At what point in that process would one regard the regulator as being liable for damages for acting in the way laid down by law, even if ultimately he is able to reach agreement with the company and the trustees to make good the funding of the pension scheme? Is it a slur on the character of the trustees that the regulator has asked them to remedy the situation? Yes, I suppose it is, but then so they should. The fact that the trustees are carrying an underfunded pension scheme is a perfectly proper piece of public information based on the scheme return.

I am finding it quite hard to conceive of the circumstances in which one would regard the proper activity of the regulator, which may rightly be critical of the company or the trustees, as inappropriate. Only if the criticisms were not well founded in fact, based on the scheme returns, could an issue of damages payable due to the unjustified imputation of reputation be justified. As I say, I have difficulty in envisaging the scenario.

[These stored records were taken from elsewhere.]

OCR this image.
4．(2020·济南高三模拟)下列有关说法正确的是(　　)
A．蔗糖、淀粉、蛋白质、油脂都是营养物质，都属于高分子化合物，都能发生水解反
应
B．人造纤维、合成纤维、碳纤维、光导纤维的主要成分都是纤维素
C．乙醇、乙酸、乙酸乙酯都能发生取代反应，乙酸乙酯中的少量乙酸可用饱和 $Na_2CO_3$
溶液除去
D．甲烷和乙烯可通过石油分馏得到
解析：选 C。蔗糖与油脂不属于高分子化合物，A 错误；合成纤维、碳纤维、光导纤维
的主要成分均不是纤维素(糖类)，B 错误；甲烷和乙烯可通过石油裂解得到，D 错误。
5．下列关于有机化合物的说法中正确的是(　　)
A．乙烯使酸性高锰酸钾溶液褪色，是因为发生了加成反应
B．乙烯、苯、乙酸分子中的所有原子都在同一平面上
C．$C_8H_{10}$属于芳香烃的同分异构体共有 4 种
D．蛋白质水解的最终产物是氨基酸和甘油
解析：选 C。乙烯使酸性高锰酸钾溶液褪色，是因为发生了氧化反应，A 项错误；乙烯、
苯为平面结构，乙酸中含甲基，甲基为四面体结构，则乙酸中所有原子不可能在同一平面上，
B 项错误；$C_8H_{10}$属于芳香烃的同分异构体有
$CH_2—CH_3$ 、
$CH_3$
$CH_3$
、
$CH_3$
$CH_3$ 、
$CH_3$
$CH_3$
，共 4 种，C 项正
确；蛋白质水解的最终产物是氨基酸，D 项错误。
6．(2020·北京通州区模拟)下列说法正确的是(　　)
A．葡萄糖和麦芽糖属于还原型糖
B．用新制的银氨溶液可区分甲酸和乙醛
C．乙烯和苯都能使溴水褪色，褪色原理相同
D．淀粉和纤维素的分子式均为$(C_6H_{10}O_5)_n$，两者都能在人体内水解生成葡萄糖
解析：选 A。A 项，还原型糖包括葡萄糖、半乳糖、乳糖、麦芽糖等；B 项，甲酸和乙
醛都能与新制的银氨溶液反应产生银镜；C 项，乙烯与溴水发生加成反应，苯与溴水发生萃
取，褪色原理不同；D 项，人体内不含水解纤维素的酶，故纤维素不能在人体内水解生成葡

I imagine that the noble Lord will want to come back to this on Report. At that point perhaps he will describe for us the situation in which he thinks that there should be some constraint on the regulator acting for fear that if he did, a claim for damages might be pursued on other members of the body. The amendment would serve to limit the capacity of the regulator to act. Do we wish to see that, and in what circumstances would the noble Lord want it to happen? If the noble Lord can help me on this point, we may be able to take the argument further on Report. However, I repeat that I am perfectly happy to write on the legal and technical details of this point.